Żeby zaspokoić rosnący głód wybraliśmy Beef'N'Roll oraz Ricos Tacos.




W nieźle odpicowanej ciężarowce Beef'N'Roll możemy znaleźć klasyczne kanapki czyli classic, cheese, BBQ jak i trochę bardziej oryginalne wersje burgerów - chilli, kanapka miesiąca oraz flagowy Beef'N'Roll. Nasz wybór padł na BBQ z dodatkowym serem (19 zł + złocisz za kawałek sera). Wnętrze kanapki smakowało prawidłowo, mięso było soczyste i doprawione, do tego duża ilość świeżych warzyw. Sos BBQ raczej dość przeciętny, mało wyrazisty i dość powtarzalny. Najmniej polubiliśmy bułkę, nie jesteśmy pewni czy jest to wina przepisu, czy przypadku ale smakowała gorzko, psując cały smak kanapki. 






Mając ochotę na meksykańskie żarcie kolejnym odwiedzonym przez nas stoiskiem było Ricos Tacos. W ofercie food-tracka znajdziemy tacosy z wołowiną, kurczakiem na dwa sposoby oraz wersję wegańską. Za jedną sztukę płacimy tu 6 zł, za trzy - 15 zł, mix kosztuje odpowiednio 17 zł. Ricos Tacos proponuje nam Horchatę czyli ryżowy napój z dodatkiem migdałów i cynamonu ( 10zł ), który smakuje bardzo nietypowo, ale jest przy tym orzeźwiający i pyszny. Tacosy nie dorównują do pięt, tym które wcześniej jedliśmy (między innymi w Santa Marii ). Klienci do wyboru mają trzy sosy o różnych stopniach ostrości, chociaż dla nas niewiele one się od siebie różniły. Warto zwrócić również uwagę na stan ciężarówki w jakiej serwowane jest jedzenie, nie wymagamy dużo, ale utrzymywanie czystości przy serwowaniu jedzenia jest koniecznością. Niestety nie wszyscy o tym pamiętają. 

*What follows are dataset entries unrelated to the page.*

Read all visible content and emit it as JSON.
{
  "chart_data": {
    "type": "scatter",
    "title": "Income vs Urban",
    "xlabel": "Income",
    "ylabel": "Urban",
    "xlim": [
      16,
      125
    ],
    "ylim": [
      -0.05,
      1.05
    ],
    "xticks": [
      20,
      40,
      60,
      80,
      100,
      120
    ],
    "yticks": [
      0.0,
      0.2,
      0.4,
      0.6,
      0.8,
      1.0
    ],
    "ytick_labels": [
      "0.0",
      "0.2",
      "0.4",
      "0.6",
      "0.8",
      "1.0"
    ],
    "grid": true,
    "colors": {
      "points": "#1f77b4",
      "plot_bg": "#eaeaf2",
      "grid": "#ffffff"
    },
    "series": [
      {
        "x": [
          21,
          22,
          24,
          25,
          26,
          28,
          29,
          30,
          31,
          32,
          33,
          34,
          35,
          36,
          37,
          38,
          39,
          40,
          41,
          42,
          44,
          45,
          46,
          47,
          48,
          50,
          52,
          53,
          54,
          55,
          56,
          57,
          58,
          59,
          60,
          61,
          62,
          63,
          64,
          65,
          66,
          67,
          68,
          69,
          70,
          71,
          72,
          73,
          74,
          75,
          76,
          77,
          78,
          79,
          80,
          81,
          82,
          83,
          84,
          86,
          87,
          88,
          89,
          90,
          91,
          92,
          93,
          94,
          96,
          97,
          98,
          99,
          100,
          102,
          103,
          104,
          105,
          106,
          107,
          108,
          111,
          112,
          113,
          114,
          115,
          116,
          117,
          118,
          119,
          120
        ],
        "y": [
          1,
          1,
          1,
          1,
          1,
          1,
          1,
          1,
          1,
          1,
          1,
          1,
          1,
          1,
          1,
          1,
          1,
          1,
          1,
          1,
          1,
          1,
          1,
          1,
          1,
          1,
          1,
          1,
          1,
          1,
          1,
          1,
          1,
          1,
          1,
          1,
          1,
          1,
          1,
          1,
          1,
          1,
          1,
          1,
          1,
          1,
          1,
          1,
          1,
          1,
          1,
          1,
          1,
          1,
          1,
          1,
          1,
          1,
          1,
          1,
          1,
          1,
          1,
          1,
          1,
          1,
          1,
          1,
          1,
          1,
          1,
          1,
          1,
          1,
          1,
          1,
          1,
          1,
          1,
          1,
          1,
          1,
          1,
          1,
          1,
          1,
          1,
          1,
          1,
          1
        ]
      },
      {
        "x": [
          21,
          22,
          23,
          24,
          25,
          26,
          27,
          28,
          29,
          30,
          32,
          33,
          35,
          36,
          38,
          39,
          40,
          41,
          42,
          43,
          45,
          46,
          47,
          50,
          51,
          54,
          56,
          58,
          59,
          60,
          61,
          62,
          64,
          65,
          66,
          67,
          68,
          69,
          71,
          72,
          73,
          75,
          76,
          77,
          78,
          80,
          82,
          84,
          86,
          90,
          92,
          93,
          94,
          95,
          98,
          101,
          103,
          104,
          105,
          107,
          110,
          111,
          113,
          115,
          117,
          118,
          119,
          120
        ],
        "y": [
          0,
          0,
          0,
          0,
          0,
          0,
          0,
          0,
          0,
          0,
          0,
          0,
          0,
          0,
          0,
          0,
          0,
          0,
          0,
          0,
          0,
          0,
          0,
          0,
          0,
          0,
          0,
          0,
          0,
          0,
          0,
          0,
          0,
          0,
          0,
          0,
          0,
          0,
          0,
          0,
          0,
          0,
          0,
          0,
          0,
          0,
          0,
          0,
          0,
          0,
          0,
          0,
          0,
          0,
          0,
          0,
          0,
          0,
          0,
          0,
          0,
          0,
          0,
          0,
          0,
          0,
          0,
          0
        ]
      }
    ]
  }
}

Podsumowując: Żarcie na kółkach to fajny pomysł, ale wymaga dopracowania. Przyczepy były ściśnięte na małej powierzchni, organizatorzy nie pomyśleli też o właściwym zorganizowaniu sprzedaży napojów (jeden punkt z bardzo długą kolejką). Żałujemy, że większość mobilnych barów to burgery i czekamy na coś co nas zaskoczy.

poniedziałek, 26 sierpnia 2013

Jesteśmy zwolennikami zdrowego jedzenia, no może pomijając burgery. Śniadanie to najważniejszy posiłek podczas dnia, dobrze jak składa się ze świeżych i ekologicznych produktów. Parę tygodni temu mieliśmy możliwość po raz pierwszy uczestniczyć w ursynowskim targu śniadaniowym podczas którego zajadaliśmy się wieloma fantastycznymi, zdrowymi i smacznymi produktami. Wydarzenie to odbywa się regularnie co niedzielę w Sadku Natolińskim.


Jak przystało na dobry festiwal/targ jedzeniowy wystawców było wielu. Na miejscu stawiliśmy się po 10, frekwencja zdecydowanie nas zaskoczyła, ludzi było mnóstwo. Na stoiskach spotkaliśmy wiele znanych nam już rzeczy, ale także mnóstwo nowości: świeże, ekologiczne pieczywo, omlety i jajecznice z wiejskich jaj, zdrowe koktajle warzywno - owocowe, pyszne lemoniady czy też jogurtowo - owocowe lody.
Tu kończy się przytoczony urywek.